Furthermore, he "two-times" the Secret Service, "almost like a double agent," she said.

Defense attorney Martin Weinberg argued in court documents and again in court Thursday that Gonzalez should be sentenced to 15 years.

While the government referred to the cases as "identity theft," they were instead thefts of data that did not involve stealing victims' identities to "invade their bank accounts, withdraw money, and ruin their credit," according to a court filing, which Weinberg reiterated Thursday.

Furthermore, Gonzalez "did not hack into government computer systems, he did not crash computer systems by spreading viruses or inundating them with spam, and he did not invade the privacy of individuals' computers to steal such data as passwords to compromise their financial life and invade their personal property," Weinberg wrote in the court document.

The defense had further argued that Gonzalez was a substance-abusing Internet addict with Asperger's syndrome -- a form of autism -- at the time of his crimes, so he should merit fewer years in prison.

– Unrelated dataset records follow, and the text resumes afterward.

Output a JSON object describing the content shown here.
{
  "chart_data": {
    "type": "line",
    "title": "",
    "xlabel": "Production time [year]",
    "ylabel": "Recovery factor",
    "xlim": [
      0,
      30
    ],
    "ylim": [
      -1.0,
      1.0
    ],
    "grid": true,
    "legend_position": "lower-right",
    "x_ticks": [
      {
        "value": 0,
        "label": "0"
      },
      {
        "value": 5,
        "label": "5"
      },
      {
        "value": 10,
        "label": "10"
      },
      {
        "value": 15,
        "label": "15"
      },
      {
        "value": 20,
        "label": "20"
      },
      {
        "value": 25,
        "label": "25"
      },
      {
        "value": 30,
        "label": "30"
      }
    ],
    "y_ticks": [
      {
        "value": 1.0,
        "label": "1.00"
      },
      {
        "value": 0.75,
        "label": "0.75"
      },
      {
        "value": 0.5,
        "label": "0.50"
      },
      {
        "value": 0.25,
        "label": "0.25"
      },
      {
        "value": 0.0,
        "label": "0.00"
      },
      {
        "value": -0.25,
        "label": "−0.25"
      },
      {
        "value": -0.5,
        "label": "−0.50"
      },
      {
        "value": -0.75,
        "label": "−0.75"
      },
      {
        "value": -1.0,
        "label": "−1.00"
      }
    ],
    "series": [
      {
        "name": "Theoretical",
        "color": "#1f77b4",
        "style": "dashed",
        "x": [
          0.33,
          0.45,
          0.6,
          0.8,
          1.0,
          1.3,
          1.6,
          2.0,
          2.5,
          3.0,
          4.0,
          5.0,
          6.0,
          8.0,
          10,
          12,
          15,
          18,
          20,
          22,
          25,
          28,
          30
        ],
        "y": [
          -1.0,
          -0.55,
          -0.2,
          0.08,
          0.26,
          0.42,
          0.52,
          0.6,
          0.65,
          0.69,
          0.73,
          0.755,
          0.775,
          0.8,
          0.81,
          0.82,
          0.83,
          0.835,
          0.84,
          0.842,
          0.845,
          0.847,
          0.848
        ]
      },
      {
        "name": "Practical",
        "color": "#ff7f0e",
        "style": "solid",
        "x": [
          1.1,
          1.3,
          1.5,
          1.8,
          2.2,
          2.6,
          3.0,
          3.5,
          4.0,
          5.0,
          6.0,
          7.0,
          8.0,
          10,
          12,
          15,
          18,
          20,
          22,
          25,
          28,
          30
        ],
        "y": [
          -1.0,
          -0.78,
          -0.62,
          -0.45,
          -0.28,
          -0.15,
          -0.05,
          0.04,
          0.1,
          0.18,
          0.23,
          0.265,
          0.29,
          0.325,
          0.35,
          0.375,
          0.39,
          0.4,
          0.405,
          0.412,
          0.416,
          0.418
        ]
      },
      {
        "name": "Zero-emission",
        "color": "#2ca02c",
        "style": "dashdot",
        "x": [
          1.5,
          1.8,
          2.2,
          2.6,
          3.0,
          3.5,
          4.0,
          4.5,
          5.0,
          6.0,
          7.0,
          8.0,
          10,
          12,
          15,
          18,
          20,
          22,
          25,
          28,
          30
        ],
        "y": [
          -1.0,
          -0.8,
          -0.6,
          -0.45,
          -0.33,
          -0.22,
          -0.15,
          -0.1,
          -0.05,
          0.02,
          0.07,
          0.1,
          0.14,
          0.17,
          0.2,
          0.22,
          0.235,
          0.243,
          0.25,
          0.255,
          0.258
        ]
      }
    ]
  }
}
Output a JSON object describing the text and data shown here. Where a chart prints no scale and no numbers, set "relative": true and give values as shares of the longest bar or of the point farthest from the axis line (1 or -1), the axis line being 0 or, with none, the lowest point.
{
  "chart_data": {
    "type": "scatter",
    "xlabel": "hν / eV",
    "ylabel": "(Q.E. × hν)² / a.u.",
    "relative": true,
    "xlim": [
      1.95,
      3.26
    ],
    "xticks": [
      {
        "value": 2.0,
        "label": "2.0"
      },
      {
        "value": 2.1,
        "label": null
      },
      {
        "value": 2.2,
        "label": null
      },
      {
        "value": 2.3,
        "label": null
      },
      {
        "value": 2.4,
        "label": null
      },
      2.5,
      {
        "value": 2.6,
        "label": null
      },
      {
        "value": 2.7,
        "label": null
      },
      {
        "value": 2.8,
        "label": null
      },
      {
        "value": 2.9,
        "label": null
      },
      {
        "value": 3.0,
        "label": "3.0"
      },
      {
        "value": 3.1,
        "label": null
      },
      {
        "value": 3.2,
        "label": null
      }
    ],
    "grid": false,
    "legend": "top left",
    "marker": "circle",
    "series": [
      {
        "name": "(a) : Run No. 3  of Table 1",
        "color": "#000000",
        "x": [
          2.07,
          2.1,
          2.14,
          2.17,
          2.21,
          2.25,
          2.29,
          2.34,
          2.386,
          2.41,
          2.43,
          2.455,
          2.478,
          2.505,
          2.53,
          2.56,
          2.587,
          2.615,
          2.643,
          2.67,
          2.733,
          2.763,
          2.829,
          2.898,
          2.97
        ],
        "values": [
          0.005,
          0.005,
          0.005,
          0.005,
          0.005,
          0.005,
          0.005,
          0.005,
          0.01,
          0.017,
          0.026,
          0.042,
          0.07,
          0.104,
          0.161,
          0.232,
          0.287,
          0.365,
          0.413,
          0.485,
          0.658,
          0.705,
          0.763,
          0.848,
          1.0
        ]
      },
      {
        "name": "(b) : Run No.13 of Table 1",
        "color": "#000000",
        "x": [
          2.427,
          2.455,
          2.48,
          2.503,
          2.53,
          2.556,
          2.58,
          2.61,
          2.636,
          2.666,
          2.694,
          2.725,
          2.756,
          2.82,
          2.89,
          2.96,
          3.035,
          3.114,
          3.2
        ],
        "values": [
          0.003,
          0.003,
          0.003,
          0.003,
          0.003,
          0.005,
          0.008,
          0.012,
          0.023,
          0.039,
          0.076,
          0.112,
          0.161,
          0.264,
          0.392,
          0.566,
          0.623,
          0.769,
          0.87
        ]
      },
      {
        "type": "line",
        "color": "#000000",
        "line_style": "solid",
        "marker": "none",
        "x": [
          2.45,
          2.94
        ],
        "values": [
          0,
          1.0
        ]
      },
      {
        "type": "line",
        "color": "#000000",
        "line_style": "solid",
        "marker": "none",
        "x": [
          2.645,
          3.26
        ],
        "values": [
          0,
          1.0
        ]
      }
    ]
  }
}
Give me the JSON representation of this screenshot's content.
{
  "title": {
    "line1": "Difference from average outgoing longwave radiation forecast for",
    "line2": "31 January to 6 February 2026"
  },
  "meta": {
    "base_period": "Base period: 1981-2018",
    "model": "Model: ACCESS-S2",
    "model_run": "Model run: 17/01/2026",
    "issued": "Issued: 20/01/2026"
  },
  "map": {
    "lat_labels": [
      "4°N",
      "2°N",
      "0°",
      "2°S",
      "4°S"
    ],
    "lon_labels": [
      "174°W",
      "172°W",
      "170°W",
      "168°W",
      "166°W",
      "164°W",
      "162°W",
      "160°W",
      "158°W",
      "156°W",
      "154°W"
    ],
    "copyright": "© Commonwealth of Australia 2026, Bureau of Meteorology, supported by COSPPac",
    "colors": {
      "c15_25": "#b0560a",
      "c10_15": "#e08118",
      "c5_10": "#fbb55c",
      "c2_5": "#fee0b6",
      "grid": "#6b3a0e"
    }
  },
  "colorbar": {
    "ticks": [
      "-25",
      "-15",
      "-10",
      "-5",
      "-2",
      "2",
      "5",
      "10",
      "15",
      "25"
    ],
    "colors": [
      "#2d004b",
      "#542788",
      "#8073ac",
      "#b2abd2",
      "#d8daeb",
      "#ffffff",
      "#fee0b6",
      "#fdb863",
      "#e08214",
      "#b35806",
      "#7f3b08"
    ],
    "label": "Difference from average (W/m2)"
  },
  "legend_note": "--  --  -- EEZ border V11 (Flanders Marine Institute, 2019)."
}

Also, one of the three unrelated cases cited by the DOJ in making its argument for longer sentences -- because there should be parity in sentencing similar crimes -- was much worse than what Gonzalez did, Weinberg said in the filing.

He added to that in court that some of the most egregious white-collar criminals in recent memory, who stole peoples' pensions and literally ruined lives, have not received sentences as long as 25 years.